ISLAMABAD: Despite successive governments in Pakistan outlining privatisation plans to transfer state-owned entities into private ownership, no major transactions have been completed in the past 15 years. This stagnation persists despite the substantial public funds spent on hiring financial advisers, experts, and other arrangements.
The Senate’s Standing Committee on Privatization that met here with Senator Tallal Badar in the chair discussed this issue and sought details of expenditures on financial advisers who left without completing their tasks. He also asked for information on the number of privatisation attempts made, the costs involved, and the number of financial advisers hired over the past 15 years.
Senator Faisal Saleem Rehman questioned whether the costs incurred could be recovered from financial advisers (FAs) who failed to satisfactorily perform their duties.
Taxpayers deserve transparency regarding the expenditures involved in privatisation attempts and accountability for financial advisers who didn’t deliver results, it was noted. The committee was informed that hiring financial advisers incurs significant expenses. The chairman of the committee requested detailed budget and expenditure reports for the past five years.
The Secretary of the Ministry of Privatization gave a detailed briefing to the standing committee, highlighting the importance of transparency in privatisation matters for the government and the country, as well as its positive impact on the public.
He stated that implementing the government-approved privatisation programme transparently is the institution’s responsibility. The organisation formulates policies related to privatisation, which are then presented to the Privatization Board. The board’s recommendations are submitted to the federal cabinet, and upon approval, implementation begins.
The committee was informed that 84 institutions across ministries are earmarked for privatisation, with decisions made for 24 and 41 pending cabinet approval.
Among those slated for privatszation this year are Pakistan International Airlines (PIA) Company Limited, Roosevelt Hotel, House Building Finance Company Limited, and First Women Bank Limited. The Secretary of the Privatization Division stated that PIA Corporation Limited, Roosevelt Hotel, House Building Finance, and First Women Bank will be privatised this year. PIA has outstanding dues amounting to Rs800 billion, with the government providing Rs100 to Rs125 billion annually.
The secretary detailed that PIA owes Rs260 billion to banks, including Bank of Punjab, Standard Chartered Bank, Habib Bank, and National Bank, among others. Additionally, PIA owes Rs20 billion to Pakistan State Oil (PSO) and Rs120 billion to the Civil Aviation Authority. The goal is to attract maximum bids from six bidders for PIA’s privatisation. PIA’s total assets are valued at Rs160 billion.
Globally, governments typically assume the liabilities of state-owned enterprises to facilitate privatisation. The government has decided to transfer Rs600 billion of liabilities to a holding company, with Rs200 billion remaining with the core company.
Since 2015, PIA has incurred losses of Rs500 billion. The annual interest rate on loans obtained by PIA, initially at 25 percent, has been negotiated down to 12 percent. Regarding the Roosevelt Hotel, a report has been prepared and will be presented to the federal cabinet by the board.

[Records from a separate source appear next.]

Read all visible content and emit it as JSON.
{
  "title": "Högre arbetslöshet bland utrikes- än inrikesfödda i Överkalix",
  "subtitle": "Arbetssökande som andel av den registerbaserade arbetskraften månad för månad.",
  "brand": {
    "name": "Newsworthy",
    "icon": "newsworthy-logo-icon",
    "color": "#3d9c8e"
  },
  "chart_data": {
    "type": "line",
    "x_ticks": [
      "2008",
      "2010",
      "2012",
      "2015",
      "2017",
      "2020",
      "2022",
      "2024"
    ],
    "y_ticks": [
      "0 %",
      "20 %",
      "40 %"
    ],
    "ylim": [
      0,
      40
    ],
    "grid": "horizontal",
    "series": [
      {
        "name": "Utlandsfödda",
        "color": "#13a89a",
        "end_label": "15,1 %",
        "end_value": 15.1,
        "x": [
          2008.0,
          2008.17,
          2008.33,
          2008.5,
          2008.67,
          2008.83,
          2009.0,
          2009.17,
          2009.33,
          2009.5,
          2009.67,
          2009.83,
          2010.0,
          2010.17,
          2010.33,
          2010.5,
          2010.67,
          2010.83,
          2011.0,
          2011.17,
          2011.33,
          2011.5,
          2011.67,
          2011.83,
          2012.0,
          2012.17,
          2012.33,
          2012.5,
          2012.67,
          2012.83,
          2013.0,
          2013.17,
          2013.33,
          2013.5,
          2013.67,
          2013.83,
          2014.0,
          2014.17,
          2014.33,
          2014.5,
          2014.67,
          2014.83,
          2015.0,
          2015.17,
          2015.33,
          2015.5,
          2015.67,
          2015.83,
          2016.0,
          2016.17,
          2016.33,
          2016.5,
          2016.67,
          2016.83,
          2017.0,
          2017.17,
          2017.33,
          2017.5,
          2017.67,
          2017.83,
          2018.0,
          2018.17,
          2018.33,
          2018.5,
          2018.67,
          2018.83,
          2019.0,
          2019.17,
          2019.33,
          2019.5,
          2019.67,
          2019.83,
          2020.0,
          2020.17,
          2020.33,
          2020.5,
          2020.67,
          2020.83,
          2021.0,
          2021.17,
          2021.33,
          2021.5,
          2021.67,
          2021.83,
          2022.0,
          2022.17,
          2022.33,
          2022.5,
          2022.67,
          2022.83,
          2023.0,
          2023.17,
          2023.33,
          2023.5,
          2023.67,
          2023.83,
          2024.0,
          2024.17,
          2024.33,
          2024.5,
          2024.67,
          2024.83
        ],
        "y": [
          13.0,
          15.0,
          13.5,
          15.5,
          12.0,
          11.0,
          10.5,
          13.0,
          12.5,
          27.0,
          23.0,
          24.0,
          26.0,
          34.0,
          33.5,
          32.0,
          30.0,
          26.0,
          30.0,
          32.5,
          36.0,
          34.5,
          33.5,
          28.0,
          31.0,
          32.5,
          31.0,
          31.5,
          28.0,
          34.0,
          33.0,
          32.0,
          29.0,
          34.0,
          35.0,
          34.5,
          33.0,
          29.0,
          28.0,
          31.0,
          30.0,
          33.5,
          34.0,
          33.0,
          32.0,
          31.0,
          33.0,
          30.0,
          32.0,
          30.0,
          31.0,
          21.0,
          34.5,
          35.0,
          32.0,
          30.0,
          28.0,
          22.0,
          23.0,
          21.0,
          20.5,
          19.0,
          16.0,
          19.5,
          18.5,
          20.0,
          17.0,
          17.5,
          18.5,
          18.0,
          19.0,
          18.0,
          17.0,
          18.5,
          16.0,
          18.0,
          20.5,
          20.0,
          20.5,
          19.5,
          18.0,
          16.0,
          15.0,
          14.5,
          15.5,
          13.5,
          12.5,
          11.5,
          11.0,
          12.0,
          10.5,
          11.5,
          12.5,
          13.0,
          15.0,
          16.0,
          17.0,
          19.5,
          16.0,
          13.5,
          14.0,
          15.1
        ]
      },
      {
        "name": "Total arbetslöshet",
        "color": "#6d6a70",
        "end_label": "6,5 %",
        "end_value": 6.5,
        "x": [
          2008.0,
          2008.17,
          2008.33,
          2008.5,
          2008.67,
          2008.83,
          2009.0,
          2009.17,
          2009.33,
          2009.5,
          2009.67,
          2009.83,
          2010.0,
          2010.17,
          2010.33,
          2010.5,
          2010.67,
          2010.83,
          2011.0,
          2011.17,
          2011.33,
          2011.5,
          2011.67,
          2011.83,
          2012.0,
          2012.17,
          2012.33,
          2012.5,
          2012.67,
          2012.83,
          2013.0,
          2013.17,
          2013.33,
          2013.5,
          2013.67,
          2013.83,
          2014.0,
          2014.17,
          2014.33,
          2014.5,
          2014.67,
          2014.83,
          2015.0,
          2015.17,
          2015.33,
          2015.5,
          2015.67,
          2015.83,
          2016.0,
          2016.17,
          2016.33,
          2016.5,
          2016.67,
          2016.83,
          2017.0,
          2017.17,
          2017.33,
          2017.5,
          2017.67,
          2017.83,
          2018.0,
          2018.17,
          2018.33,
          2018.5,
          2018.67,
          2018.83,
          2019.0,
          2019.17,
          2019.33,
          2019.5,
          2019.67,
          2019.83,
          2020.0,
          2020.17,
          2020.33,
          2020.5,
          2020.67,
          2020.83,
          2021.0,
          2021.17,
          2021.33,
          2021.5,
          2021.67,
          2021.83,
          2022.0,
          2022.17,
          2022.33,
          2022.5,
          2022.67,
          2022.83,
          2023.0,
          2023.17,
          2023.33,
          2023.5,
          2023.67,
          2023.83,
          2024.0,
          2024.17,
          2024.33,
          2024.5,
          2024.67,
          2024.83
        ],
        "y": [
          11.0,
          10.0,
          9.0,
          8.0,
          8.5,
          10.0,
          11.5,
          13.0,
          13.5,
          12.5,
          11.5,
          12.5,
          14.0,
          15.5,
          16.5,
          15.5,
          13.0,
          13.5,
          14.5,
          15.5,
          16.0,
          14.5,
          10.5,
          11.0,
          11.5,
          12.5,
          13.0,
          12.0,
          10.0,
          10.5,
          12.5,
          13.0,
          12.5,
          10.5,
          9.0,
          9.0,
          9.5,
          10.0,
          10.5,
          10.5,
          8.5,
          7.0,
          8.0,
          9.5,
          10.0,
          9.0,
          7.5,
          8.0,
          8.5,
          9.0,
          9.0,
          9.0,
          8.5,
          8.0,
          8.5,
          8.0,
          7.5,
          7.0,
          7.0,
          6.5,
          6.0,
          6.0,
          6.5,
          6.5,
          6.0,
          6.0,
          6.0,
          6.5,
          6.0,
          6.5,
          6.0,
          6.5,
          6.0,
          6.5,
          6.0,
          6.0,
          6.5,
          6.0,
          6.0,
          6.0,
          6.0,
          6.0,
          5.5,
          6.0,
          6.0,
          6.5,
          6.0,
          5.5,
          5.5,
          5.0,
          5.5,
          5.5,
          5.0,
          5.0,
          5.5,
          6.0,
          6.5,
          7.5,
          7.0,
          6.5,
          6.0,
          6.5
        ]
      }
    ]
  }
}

The committee was also informed that the United Arab Emirates has shown interest in the First Women Bank, and the federal cabinet approved a government-to-government transaction model in February 2024.
The Privatization Commission has commenced the privatisation process on a government-to-government (G2G) basis. A technical consultant has been hired for the privatisation of power distribution companies, and the consultant will share the plan by September 2024.
The committee was briefed that the privatisation process will be carried out in three phases over a period of one to five years, adhering to legal requirements. The standing committee has requested a detailed report on the losses of loss-making public sector enterprises. Committee members questioned the privatisation of profit-making institutions, to which they were informed that profits are currently declining, but are expected to increase post-privatisation.
It was noted that First Women Bank, House Building Finance, Pakistan Reinsurance Company Limited (PRCL), and State Life are profitable entities. The privatisation of nine power distribution companies will be completed within five years, with financial advisers for three companies will be appointed this year.